I ended up wasting more time arguing with it than if I had just done the menial task of filling out the tests myself. It sure did generate a shit ton of code though, and ran in an impressive looking loop for 5-10 minutes! And sure, the majority of the test cases were either not implemented or hardcoded so that they wouldn't actually catch a breakage, but it was all green!!

That's ultimately where this hype is leading us. It's a genuinely useful tool in some circumstances, but we've collectively lost the plot because untold billions have poured into these systems and we now have clueless managers and executives seeing "tests green -> code good" and making decisions based on that.

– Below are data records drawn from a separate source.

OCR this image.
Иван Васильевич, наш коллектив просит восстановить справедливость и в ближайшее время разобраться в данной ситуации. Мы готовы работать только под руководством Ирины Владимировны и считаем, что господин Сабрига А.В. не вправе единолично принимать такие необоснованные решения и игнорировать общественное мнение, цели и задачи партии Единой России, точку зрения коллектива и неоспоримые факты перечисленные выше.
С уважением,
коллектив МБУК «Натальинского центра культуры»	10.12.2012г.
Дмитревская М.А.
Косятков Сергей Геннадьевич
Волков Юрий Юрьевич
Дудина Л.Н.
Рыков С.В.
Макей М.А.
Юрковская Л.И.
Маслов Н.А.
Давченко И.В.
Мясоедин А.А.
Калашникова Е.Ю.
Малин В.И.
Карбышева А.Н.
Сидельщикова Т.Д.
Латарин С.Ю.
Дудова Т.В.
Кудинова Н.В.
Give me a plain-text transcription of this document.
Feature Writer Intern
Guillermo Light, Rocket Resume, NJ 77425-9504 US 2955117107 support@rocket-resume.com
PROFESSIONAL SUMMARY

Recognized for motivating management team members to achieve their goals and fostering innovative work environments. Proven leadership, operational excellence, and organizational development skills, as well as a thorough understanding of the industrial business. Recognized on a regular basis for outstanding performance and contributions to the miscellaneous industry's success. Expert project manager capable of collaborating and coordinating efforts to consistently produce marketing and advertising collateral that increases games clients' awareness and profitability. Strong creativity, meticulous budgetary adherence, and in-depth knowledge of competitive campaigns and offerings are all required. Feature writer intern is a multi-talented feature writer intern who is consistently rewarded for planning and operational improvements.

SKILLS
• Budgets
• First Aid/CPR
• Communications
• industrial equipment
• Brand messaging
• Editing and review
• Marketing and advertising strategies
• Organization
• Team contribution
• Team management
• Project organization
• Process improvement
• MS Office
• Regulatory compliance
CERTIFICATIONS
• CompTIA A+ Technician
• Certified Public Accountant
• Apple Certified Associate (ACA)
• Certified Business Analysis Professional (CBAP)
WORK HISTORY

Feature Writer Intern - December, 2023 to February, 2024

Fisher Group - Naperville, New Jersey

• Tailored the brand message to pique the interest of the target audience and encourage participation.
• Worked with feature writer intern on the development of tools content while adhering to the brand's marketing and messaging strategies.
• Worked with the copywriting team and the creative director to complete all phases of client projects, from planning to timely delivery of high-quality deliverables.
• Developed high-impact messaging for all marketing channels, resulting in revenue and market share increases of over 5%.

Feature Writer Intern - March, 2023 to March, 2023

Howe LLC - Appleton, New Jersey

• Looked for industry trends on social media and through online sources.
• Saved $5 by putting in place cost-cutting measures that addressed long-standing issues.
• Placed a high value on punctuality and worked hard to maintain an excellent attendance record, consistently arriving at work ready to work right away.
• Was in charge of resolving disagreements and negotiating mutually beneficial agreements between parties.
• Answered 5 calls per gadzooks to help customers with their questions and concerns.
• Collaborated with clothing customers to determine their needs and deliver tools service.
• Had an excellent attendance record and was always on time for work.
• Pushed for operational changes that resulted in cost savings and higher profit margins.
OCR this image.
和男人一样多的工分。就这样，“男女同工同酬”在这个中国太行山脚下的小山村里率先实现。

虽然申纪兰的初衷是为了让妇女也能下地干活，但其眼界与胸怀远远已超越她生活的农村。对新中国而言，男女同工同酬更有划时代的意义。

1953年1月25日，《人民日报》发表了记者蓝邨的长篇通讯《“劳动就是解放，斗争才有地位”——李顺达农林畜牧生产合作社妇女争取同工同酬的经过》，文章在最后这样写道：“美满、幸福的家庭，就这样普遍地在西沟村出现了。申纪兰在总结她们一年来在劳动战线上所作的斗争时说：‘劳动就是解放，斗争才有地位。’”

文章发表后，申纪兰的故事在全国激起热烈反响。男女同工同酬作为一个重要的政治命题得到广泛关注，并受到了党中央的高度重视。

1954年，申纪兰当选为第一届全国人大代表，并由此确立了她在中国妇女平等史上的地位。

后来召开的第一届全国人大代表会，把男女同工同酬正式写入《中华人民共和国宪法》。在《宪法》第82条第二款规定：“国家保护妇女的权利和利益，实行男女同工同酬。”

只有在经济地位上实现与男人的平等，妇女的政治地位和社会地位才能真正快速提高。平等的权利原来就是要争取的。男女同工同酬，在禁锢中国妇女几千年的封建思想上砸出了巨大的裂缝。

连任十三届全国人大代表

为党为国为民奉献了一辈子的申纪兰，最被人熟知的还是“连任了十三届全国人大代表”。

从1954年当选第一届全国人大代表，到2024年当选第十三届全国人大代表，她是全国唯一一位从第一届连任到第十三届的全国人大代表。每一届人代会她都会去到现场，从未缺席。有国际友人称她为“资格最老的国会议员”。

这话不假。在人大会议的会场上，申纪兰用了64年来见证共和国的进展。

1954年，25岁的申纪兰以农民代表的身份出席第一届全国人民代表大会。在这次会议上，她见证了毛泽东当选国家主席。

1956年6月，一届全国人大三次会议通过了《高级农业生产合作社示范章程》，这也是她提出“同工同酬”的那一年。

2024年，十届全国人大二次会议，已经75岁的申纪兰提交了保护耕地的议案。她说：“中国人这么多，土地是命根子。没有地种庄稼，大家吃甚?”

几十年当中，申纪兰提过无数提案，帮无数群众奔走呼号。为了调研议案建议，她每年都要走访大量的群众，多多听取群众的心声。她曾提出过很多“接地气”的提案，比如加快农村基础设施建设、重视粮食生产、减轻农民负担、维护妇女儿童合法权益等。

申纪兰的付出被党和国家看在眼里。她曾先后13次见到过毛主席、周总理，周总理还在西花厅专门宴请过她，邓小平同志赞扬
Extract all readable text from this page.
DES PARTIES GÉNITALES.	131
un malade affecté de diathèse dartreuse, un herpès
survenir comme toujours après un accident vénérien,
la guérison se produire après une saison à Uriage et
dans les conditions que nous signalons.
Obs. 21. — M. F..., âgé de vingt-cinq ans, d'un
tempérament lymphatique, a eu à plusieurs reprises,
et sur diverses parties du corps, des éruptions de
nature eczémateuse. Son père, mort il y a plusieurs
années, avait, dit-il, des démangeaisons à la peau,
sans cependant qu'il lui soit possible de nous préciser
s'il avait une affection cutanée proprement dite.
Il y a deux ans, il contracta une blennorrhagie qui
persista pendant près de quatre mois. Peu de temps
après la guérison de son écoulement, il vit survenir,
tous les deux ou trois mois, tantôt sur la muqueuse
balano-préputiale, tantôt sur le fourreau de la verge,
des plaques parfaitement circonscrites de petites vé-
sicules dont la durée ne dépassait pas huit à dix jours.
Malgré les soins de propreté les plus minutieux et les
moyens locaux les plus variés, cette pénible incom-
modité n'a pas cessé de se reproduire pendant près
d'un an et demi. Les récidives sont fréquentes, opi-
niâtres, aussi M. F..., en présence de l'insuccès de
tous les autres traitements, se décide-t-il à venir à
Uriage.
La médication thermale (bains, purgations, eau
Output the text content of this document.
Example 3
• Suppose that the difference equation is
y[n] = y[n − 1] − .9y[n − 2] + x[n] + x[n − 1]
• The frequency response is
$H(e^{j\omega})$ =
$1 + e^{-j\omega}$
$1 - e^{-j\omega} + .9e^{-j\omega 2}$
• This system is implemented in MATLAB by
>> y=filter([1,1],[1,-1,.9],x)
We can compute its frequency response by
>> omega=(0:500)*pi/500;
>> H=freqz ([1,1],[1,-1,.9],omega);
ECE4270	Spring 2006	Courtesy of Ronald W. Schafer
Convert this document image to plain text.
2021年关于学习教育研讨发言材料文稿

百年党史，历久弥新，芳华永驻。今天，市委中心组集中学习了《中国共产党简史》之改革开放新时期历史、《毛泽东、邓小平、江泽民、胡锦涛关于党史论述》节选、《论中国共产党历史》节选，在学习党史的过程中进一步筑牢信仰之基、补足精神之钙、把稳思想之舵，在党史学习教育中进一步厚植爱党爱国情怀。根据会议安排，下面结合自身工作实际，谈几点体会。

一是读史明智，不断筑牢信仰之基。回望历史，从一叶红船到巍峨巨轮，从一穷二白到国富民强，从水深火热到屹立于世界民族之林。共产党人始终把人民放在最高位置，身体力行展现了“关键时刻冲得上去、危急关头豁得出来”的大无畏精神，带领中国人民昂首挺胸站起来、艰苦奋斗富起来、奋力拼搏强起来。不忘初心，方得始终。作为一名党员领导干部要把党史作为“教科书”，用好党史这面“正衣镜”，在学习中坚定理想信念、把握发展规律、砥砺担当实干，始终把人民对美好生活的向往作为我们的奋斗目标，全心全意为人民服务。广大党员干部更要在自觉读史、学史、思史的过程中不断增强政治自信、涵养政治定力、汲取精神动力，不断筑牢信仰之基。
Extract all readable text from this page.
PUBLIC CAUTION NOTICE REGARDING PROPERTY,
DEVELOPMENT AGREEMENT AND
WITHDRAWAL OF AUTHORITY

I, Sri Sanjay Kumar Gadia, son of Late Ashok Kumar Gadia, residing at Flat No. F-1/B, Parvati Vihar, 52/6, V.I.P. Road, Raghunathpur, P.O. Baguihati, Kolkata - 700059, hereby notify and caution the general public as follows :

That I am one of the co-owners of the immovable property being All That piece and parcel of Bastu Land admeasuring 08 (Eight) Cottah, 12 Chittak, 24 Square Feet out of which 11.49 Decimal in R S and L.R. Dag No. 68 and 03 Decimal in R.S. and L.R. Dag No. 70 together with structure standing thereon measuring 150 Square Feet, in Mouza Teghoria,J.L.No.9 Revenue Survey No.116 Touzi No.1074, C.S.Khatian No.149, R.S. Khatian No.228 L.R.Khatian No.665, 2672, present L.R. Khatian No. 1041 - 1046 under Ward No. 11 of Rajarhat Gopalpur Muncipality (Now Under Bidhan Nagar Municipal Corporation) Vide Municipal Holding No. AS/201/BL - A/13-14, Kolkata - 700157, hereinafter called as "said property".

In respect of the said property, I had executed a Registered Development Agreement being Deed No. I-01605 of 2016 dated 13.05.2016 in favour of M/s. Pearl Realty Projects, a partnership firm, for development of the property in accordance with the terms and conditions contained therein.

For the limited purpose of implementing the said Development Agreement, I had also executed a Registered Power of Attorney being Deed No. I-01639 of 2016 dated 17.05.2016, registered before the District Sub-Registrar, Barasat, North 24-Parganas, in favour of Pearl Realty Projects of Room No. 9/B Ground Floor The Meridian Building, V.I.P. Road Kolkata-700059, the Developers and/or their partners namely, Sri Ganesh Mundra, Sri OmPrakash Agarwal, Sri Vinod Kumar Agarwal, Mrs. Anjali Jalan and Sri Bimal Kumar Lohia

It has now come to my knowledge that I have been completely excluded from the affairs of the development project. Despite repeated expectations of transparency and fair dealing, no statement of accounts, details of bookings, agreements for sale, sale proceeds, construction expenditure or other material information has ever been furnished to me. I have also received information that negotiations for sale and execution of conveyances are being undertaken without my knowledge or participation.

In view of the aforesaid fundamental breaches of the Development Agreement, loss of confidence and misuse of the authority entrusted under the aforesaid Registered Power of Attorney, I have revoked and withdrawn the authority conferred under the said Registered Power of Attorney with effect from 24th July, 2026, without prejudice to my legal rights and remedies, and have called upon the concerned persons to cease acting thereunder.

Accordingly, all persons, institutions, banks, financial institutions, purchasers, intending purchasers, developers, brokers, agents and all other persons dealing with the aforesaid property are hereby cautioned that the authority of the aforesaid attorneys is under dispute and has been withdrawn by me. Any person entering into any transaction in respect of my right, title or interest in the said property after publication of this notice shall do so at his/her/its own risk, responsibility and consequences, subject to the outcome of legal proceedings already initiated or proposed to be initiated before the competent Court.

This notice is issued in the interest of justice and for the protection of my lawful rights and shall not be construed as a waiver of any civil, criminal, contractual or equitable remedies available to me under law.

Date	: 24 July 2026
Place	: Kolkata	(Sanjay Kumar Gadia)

laserlighttoday at 9:42 AM

I did my own experiment with Claude Code vs Cursor tab completion. The task was to convert an Excel file to a structured format. Nothing fancy at all.

Claude Code took 4 hours, with multiple prompts. At the end, it started to break the previous fixes in favor of new features. The code was spaghetti. There was no way I could fix it myself or steer Claude Code into fixing it the right way. Either it was a dead-end or a dice roll with every prompt.

Then I implemented my own version with Cursor tab completion. It took the same amount of time, 4 hours. The code had a clear object-oriented architecture, with a structure for evolution. Adding a new feature didn't require any prompts at all.

As a result, Claude Code was worse in terms of productivity: the same amount of time, worse quality output, no possibility of (or at best very high cost of) code evolution.

show 2 replies
embedding-shapetoday at 10:50 AM

What model, what harness and about how long was your prompt to fire off this piece of work? All three matters a lot, but importantly missing from your experience.